Thursday, March 15, 2007

Transit & Development

Establishing an alignment between the two seems obvious and it is always disconcerting when it doesn’t happen, especially in the cases mentioned.

Editorial: Not just an afterthought
Make transit part of new cityscape
Published 12:00 am PDT Thursday, March 15, 2007


Sometimes, delaying action is a good thing. That's the case with the Sacramento City Council's decision to postpone a vote, originally scheduled for Tuesday night, on a dubious set of changes to Regional Transit's downtown light rail stations.

The plan would have moved one station from 7th and K streets to 8th and K and another from the 1000 block of K to the 1100 block. The K Street moves, which would cost an estimated $500,000 each, were initiated by the city's economic development staff as part of an effort to improve and beautify the K Street Mall streetscape.

No one disputes that K Street is due for an update, but it shouldn't come at the expense of transit. As RT's issue paper on the proposed move made clear, there is "no operational reason to move." The stations work well where they are now.

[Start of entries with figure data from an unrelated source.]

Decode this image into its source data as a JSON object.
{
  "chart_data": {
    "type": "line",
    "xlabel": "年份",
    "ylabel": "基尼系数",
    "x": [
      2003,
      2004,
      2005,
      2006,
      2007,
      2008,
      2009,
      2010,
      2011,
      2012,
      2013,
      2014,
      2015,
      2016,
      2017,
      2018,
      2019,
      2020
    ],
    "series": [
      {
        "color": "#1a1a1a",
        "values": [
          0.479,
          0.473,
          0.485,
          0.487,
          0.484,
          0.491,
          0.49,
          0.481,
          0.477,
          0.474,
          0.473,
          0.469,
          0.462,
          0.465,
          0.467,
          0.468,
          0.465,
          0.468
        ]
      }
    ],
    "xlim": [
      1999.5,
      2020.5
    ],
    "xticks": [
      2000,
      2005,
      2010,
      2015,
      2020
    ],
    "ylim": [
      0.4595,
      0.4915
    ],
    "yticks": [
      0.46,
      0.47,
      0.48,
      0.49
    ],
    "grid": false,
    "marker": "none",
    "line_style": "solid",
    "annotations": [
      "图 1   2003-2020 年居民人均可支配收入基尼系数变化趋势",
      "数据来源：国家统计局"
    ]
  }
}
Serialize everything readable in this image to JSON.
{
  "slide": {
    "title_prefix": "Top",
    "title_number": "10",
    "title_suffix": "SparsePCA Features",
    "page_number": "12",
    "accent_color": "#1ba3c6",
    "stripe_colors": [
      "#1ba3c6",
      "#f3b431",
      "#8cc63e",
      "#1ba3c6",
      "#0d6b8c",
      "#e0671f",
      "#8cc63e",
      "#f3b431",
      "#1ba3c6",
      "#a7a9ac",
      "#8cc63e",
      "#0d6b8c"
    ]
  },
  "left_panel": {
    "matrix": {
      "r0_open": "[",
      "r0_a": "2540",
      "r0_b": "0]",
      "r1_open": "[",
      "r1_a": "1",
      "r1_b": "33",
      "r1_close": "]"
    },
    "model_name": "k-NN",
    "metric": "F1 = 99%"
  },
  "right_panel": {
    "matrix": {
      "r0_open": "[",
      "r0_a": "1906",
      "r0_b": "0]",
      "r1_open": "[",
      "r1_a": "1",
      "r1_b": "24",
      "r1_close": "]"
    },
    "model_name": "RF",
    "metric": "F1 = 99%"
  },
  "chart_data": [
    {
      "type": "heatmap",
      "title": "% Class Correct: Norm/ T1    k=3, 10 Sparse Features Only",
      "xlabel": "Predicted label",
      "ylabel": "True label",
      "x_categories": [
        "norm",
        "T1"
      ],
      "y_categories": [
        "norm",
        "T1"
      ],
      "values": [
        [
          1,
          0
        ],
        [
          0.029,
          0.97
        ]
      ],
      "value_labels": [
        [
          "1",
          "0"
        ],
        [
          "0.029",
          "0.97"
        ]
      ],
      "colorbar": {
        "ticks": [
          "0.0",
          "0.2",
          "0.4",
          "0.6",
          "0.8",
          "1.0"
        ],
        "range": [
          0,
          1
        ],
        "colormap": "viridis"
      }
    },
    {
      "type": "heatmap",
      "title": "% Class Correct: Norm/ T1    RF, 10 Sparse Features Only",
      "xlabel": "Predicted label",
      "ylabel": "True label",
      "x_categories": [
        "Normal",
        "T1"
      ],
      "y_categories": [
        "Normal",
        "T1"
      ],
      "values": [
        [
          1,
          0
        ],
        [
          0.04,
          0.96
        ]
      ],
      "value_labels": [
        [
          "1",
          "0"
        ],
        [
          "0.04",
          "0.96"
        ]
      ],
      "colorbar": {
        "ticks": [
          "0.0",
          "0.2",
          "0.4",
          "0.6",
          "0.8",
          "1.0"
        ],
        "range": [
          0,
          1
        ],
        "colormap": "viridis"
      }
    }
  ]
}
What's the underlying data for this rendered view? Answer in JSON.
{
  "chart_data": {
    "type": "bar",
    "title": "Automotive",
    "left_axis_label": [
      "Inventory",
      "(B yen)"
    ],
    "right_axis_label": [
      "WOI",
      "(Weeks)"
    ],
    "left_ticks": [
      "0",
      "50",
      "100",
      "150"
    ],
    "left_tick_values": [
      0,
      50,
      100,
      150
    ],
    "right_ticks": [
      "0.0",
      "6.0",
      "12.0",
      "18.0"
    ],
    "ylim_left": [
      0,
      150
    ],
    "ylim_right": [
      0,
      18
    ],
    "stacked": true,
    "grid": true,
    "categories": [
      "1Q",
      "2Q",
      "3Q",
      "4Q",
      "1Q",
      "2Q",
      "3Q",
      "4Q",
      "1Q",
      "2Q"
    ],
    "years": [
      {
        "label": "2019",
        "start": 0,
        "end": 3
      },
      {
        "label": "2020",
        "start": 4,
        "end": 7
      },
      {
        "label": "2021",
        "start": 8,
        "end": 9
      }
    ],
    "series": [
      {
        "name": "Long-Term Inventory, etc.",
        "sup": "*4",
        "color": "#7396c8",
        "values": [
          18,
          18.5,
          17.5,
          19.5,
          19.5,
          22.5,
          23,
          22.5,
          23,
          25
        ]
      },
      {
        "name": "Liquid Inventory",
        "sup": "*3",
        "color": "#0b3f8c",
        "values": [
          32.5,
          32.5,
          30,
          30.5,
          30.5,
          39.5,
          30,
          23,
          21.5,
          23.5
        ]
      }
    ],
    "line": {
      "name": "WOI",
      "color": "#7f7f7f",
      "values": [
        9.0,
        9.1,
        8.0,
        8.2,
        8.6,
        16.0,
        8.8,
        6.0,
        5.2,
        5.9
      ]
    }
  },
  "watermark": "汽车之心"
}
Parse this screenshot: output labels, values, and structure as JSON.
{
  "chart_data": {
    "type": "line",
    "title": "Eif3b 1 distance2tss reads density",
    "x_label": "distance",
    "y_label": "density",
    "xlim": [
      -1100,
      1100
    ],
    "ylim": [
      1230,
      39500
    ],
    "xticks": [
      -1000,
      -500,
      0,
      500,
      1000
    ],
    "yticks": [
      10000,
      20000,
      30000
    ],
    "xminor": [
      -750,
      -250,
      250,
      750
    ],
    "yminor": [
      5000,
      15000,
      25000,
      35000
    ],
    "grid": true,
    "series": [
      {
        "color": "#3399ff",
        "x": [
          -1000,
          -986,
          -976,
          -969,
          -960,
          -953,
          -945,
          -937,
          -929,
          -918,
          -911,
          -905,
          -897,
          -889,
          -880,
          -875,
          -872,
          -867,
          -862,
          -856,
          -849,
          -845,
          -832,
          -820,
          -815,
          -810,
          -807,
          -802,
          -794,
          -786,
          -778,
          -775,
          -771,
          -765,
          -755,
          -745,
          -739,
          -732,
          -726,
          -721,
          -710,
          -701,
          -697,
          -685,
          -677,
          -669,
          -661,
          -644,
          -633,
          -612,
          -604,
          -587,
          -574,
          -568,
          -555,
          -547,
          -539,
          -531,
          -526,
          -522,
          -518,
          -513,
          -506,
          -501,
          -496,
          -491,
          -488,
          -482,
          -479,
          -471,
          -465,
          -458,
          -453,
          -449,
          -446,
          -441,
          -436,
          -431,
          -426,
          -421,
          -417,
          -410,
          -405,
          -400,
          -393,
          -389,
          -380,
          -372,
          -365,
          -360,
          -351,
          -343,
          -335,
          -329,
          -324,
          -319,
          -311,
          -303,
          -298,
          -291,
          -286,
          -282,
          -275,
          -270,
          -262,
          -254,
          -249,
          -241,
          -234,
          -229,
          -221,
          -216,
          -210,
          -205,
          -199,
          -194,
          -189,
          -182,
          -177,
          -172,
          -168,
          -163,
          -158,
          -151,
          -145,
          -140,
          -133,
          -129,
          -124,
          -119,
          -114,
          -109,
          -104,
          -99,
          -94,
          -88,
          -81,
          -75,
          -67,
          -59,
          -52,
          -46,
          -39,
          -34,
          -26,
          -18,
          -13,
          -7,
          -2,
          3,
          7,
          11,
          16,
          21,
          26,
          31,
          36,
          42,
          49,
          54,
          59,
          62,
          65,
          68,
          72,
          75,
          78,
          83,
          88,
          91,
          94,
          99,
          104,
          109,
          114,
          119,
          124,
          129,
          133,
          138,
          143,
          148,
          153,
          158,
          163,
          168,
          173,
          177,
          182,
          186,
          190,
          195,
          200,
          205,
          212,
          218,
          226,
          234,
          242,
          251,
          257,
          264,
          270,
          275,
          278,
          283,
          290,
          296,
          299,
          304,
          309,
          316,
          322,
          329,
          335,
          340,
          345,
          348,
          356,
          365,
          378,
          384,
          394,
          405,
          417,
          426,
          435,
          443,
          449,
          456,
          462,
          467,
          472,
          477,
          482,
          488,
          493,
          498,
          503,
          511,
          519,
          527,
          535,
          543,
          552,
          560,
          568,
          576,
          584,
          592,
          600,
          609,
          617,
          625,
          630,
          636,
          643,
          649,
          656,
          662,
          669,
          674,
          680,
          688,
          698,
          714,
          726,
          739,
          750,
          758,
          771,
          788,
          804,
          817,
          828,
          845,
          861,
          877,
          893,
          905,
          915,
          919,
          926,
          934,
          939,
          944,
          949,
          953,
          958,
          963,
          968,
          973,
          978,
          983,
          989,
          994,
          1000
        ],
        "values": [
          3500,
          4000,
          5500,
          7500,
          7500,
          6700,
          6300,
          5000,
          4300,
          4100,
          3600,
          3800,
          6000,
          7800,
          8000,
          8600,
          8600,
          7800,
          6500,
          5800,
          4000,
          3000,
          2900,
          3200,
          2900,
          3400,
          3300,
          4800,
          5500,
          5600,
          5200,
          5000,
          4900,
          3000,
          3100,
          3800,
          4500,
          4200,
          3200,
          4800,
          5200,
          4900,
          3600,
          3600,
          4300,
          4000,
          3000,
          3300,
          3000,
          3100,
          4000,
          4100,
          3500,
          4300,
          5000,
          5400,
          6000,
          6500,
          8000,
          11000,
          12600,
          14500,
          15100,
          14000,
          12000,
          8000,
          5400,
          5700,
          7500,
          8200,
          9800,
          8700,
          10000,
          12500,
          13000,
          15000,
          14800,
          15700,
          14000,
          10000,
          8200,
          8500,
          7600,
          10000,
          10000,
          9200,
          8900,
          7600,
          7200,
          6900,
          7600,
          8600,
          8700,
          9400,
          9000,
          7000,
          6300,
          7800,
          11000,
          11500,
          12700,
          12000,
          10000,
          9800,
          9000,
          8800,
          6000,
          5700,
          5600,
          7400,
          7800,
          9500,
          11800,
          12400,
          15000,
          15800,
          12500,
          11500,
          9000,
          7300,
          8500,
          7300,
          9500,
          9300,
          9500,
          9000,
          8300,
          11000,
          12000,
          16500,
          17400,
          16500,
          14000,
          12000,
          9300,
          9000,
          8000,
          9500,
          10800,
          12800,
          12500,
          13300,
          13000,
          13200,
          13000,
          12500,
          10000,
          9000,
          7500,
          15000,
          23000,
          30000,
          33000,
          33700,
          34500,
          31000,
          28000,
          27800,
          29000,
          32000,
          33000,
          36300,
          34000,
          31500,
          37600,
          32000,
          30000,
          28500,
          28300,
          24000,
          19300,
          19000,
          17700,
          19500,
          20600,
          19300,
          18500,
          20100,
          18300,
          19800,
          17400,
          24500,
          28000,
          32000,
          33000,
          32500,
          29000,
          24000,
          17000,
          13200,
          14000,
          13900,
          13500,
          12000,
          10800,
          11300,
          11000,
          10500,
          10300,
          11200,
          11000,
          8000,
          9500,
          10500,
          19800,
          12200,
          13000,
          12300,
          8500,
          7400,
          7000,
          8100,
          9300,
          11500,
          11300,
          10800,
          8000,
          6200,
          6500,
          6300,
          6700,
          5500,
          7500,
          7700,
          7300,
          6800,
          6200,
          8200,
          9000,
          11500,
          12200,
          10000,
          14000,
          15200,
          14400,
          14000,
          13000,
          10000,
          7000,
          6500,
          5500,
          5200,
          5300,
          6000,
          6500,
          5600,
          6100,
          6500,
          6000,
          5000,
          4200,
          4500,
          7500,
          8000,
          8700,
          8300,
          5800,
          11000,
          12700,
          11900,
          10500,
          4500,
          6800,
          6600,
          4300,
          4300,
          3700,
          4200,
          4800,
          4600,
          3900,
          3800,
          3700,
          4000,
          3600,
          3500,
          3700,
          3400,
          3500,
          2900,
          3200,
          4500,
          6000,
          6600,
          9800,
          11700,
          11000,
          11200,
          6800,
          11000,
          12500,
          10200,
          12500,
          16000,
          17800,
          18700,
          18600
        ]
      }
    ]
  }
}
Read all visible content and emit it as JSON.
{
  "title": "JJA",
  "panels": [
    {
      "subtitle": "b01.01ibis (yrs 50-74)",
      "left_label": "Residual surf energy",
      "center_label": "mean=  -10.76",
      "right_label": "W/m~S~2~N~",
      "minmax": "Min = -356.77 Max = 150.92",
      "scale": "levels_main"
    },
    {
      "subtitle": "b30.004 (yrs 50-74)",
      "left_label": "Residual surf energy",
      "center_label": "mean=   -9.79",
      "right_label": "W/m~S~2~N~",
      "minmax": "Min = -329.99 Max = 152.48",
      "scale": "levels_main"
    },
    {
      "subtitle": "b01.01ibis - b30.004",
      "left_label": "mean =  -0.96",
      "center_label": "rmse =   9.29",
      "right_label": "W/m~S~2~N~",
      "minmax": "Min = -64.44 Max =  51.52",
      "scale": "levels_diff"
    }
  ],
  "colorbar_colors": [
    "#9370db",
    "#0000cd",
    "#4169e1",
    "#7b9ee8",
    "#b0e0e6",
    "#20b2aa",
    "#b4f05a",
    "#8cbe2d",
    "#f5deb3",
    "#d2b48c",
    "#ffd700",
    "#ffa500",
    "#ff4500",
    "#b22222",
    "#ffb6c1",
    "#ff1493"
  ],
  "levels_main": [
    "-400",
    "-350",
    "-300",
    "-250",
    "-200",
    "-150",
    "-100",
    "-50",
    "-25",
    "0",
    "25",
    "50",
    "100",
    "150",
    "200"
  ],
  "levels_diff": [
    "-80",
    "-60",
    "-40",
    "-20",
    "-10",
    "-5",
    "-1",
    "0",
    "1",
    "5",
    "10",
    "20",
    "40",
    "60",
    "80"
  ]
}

The relocation is seen by critics as a way to placate developers on the 700 block of K Street, who would like to move the light rail station and the loiterers it attracts away from their properties. Not surprisingly, property owners on the 800 block complain that the move would simply transfer loiterers to their storefronts...

…Beyond K Street, Sacramento needs to do what it has failed to do in the past: look comprehensively at transit throughout downtown. For example, when the state built its massive "East End Project," the city put no bus stops at 15th and 16th streets and Capitol Avenue. With thousands of new workers destined for these new state office buildings why were no bus stops included?

There is no bus stop in front of the CalEPA building at 10th and I streets either. CalEPA is the agency responsible for guiding the state's historic effort to fight global warming. More and better transit is an obvious way to take cars off the street and reduce the amount of global warming carbon spewing into our atmosphere. Why don't the state's environmental warriors at CalEPA have a bus stop in front of their building?